1 On April 17, 1996, the Secretary of Labor redelegated authority to issue final agency decisions under this statute and the implementing regulations from the Board of Service Contract Appeals to the newly created Administrative Review Board. Secretary's Order 2-96 (Apr. 17, 1996), 61 Fed. Reg. 19978, May 3, 1996. Secretary's Order 2-96 contains a comprehensive list of the statutes, executive order, and regulations under which the Board now issues final agency decisions.

2 It is axiomatic that the implementing regulations are binding upon this Board. Collectively-Bargained Premium Wage Rates at Clear Air Force Base, Alaska, BSCA Case No. 94-07, Oct. 31, 1994, at p. 5.
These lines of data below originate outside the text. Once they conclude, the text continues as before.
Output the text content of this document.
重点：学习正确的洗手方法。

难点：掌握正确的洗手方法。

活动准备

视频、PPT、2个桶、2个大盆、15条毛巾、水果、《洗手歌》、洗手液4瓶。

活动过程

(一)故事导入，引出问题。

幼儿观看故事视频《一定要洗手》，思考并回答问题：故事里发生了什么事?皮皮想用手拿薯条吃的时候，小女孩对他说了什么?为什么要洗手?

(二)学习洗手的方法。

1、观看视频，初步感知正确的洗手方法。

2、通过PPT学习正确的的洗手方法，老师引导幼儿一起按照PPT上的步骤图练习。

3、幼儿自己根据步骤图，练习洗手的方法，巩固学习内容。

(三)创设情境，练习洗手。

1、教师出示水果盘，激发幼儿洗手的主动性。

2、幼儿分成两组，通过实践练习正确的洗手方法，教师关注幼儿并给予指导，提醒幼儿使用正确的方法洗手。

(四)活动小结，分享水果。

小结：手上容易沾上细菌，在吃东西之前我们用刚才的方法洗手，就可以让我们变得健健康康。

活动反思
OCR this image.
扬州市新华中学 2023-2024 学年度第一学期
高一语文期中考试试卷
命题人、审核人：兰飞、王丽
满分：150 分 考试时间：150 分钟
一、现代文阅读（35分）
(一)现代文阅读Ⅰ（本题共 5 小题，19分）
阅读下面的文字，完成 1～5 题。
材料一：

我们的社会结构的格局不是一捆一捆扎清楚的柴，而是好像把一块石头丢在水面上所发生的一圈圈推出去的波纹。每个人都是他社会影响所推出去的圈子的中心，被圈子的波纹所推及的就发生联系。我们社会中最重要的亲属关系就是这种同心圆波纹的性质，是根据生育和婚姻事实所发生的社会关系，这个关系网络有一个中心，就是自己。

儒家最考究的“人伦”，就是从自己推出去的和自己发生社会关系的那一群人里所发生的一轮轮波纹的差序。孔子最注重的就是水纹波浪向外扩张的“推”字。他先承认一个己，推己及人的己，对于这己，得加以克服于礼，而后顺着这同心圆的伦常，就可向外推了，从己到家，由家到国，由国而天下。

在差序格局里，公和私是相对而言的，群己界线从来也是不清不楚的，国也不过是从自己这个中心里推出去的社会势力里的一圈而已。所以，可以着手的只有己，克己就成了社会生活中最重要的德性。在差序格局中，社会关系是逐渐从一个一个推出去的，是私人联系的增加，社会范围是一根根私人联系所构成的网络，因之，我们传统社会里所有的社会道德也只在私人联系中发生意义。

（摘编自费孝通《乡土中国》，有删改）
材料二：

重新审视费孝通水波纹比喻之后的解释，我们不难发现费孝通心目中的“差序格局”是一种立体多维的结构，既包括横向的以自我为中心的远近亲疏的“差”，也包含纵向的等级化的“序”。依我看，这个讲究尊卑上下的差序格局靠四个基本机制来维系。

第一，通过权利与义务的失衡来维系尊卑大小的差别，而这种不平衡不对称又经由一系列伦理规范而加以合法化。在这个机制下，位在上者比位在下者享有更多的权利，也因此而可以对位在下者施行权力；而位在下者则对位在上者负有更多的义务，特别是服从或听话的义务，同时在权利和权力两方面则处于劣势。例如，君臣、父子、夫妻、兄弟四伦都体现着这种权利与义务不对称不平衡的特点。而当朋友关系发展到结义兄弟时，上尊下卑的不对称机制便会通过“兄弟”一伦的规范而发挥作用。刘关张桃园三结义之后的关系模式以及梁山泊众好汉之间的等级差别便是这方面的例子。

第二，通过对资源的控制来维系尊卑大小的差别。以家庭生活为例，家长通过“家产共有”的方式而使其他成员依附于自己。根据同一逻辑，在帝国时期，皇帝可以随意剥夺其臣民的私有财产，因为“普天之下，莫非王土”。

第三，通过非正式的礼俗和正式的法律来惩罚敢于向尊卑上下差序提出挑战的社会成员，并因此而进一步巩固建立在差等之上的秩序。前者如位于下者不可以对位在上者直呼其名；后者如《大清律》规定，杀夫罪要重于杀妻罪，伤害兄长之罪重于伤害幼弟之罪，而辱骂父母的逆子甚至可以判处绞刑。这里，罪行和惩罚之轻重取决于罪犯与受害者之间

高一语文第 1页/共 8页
3 The Association's reliance on subsections (g) and (h) of 29 C.F.R. § 4.163 is misplaced. Subsection (g) explains that the protection of Section 4(c) extends to new or consolidated contracts created through reconfiguration of functions. The phrase in Section 4.163(h), "full term successor contract," refers to contract periods which may have been interrupted for one reason or another. Neither subsection requires application of Section 4(c) to the new contracts described in Section 4.145(b), which are created by wage reviews. Nor do they supplant the clear directive in Section 4.145(b). The Association's reference to a variance hearing is also misplaced. A variance hearing may afford a party relief from the terms of a CBA where, unlike here, Section 4(c) is applicable. 41 U.S.C. § 353; see 29 C.F.R. § 4.163(c).

4 In a letter dated October 24, 1995, responding to an inquiry by Senator Phil Gramm on behalf of the Association, the Department stated that the wage rates contained in Revision 11 were based on those being paid by GME due to the lack of survey data for the barber occupation in the locality. It explained that this practice was consistent with the Department's actions under similar non-4(c) barber shop contracts, and that the absence of fringe benefits also was consistent with those other barber shop contracts.